2. Check for symptoms other than temperature.
- Dehydration, or just feeling dehydrated, is sometimes key to the body’s signal to crank the heat. If you feel thirsty, have dry mouth, experience fatigue, have a headache, see an increase in dry skin, or experience constipation, you may be dehydrated, indicating a higher likelihood of fever.
- The chills. We all know the kind that fevers give. They crawl up your neck and take over your whole body. If you have them, you might have a fever.
- Muscle aches can also be a symptom of dehydration, but if you have them in a noticeable, aggravating way, you may have a fever. If muscle stiffness occurs in your back or neck, and you believe you have a fever, a trip to the doctor (immediately) is in order.
- General weakness and fatigue are hallmarks of a fever, but are some of the less severe symptoms that could also present with other conditions. Take that for what it’s worth – they might be fever-related, they might not.
- Severe symptoms: Hallucination, convulsion, severe irritability or confusion. These warrant a doctor’s visit, too.
If you have none of the above symptoms, but just feel that your skin is warm, you may still have a fever, but you probably shouldn’t panic. There’s only one guaranteed way to diagnose yourself, and that’s with a thermometer.
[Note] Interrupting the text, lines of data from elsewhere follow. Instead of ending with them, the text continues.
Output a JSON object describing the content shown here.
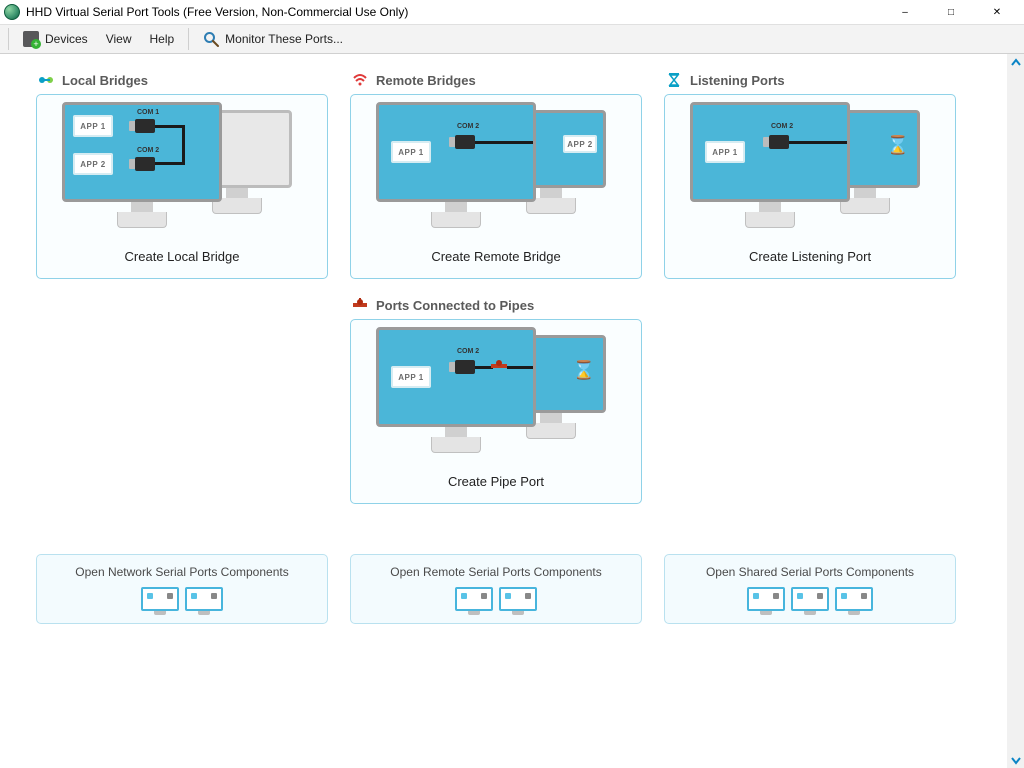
{
  "window": {
    "title": "HHD Virtual Serial Port Tools (Free Version, Non-Commercial Use Only)"
  },
  "menubar": {
    "devices": "Devices",
    "view": "View",
    "help": "Help",
    "monitor": "Monitor These Ports..."
  },
  "sections": {
    "local_bridges": {
      "header": "Local Bridges",
      "action": "Create Local Bridge",
      "app1": "APP 1",
      "app2": "APP 2",
      "com1": "COM 1",
      "com2": "COM 2"
    },
    "remote_bridges": {
      "header": "Remote Bridges",
      "action": "Create Remote Bridge",
      "app1": "APP 1",
      "app2": "APP 2",
      "com2": "COM 2"
    },
    "listening_ports": {
      "header": "Listening Ports",
      "action": "Create Listening Port",
      "app1": "APP 1",
      "com2": "COM 2"
    },
    "pipes": {
      "header": "Ports Connected to Pipes",
      "action": "Create Pipe Port",
      "app1": "APP 1",
      "com2": "COM 2"
    }
  },
  "components": {
    "network": "Open Network Serial Ports Components",
    "remote": "Open Remote Serial Ports Components",
    "shared": "Open Shared Serial Ports Components"
  }
}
If you do have some of the above symptoms, an ibuprofen and plenty of fluids should do the trick to ease your pains or discomforts.
A fever is an immune response, so it’s part of your fight against the real culprit. Instead of focusing on ridding yourself of the fever, focus on ridding yourself of the discomfort, and allowing the fever (if it’s normal and not severe) to do its job, too.